Traité modifié : 63% des Français interrogés, sont pour un référendum !

Marianne 25 Octobre 2007

Marianne publie les résultats du sondage Louis Harris-Financial Times. A quand une étude identique dans la presse française ?

L'industrie du sondage se porte bien en France : tous les jours les télévisions, les radios et les magazines nous abreuvent d'études sur les sujets les plus divers. Récemment, un journal a publié une enquête établissant que 93% des Français étaient prêts à respecter l'écologie dans leur vie quotidienne. Une très grande majorité de Français a aussi pris position sur le divorce du couple Sarkozy. Non, non, non, il n'aurait aucune conséquence sur la vie politique.

Pourtant, aucun parti ni aucun organe de presse français n'a jugé utile de commander une étude d'opinion au sujet du Traité européen que l'Union européenne propose de faire adopter par les Parlements nationaux. C'est ce qu'a fait le Financial Times en commandant à
l'Institut Louis Harris une étude dans les cinq nations pionnières de l'Europe (voir ci-dessous).

Le résultat y est édifiant : 63% des Français sont favorables à l'organisation d'un référendum sur le sujet, et l'exigence est encore plus marquée en Allemagne et dans les autres pays européens. Certes, nous ne sommes pas, à Marianne, des fanatiques des sondages. Mais, quelles que soient les insuffisances de celui-ci - il ne prend en compte que les réponses des personnes connaissant l'existence du traité, ce qui paraît logique - il a au moins le mérite de montrer le décalage entre les peuples et leurs représentants.
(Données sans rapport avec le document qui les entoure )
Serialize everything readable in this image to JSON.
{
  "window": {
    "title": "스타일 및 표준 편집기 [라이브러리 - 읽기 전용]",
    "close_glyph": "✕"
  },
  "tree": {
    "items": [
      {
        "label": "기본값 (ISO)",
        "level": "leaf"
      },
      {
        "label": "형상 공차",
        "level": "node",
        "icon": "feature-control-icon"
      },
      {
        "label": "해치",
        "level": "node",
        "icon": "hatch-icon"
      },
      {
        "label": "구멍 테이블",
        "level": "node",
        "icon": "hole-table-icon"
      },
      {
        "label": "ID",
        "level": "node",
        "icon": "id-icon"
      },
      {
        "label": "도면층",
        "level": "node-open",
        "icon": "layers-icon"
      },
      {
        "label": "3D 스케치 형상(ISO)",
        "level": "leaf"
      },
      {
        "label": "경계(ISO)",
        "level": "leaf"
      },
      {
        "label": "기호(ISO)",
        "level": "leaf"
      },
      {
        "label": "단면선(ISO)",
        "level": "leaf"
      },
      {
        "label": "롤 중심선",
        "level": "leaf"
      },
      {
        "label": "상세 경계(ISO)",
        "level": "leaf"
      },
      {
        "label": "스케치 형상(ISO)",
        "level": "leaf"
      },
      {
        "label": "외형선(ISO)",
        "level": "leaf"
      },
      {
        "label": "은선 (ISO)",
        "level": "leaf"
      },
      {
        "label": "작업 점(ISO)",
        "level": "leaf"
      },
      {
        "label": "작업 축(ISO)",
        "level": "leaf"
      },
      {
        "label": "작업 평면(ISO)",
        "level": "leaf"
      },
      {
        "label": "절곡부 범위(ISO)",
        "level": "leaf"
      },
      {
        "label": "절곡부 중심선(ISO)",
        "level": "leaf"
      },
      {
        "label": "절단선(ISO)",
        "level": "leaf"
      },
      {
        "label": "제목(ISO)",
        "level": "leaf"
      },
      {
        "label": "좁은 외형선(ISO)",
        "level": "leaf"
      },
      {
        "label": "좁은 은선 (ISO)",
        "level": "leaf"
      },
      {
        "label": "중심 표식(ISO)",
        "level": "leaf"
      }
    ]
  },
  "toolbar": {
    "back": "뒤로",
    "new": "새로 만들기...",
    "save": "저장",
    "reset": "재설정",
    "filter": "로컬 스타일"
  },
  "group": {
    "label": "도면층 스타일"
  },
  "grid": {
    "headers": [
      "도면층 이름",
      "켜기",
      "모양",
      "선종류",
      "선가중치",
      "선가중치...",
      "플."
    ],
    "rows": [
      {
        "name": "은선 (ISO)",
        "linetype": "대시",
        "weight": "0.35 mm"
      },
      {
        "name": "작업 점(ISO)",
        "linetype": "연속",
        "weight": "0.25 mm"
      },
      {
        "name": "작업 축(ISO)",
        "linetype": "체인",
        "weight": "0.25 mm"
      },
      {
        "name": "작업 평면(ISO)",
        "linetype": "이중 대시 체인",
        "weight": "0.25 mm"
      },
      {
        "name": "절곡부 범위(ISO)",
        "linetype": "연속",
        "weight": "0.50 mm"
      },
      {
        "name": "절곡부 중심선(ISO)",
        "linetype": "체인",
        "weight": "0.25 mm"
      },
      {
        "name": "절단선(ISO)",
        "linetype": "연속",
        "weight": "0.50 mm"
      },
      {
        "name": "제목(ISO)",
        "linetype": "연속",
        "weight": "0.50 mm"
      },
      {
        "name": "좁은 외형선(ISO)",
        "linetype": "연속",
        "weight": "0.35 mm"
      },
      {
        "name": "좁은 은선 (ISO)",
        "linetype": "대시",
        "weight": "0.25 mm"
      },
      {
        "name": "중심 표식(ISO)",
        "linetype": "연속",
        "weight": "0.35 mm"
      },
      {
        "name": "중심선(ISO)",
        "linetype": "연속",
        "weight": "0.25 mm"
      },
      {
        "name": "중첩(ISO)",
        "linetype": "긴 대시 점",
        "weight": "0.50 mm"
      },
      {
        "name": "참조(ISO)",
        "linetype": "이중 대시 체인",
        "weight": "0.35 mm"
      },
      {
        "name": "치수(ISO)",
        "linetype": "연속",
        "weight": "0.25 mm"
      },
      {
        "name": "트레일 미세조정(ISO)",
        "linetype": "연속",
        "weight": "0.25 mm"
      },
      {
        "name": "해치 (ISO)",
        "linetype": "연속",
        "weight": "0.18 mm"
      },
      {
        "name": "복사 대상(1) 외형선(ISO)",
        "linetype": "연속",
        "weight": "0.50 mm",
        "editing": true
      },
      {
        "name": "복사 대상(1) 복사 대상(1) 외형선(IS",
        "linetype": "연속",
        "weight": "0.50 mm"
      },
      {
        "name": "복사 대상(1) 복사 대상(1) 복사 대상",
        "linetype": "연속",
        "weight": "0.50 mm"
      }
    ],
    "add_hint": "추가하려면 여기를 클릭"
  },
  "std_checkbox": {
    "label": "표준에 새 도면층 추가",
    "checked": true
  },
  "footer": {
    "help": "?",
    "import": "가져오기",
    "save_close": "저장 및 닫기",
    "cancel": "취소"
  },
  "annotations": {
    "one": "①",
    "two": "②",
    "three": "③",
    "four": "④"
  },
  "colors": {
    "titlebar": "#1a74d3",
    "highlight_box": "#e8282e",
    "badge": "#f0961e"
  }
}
À bien y réfléchir en ce qui concerne la France, ce résultat est parfaitement cohérent avec le vote enregistré lors de la dernière élection présidentielle : à l'exception notable de Nicolas Sarkozy, tous les candidats s'étaient prononcés pour un nouveau référendum en cas de nouveau traité européen. Mais une fois de plus, les élites préfèrent contourner le suffrage universel et tenter de faire adopter le Traité en catimini, et les dirigeants de médias préfèrent regarder ailleurs. Comme pour le référendum de 2005, un défi redoutable est ainsi lancé aux vrais démocrates : au-delà de leurs options pour ou contre le Traité, seront-ils capables d'imposer le débat interdit par les élites ?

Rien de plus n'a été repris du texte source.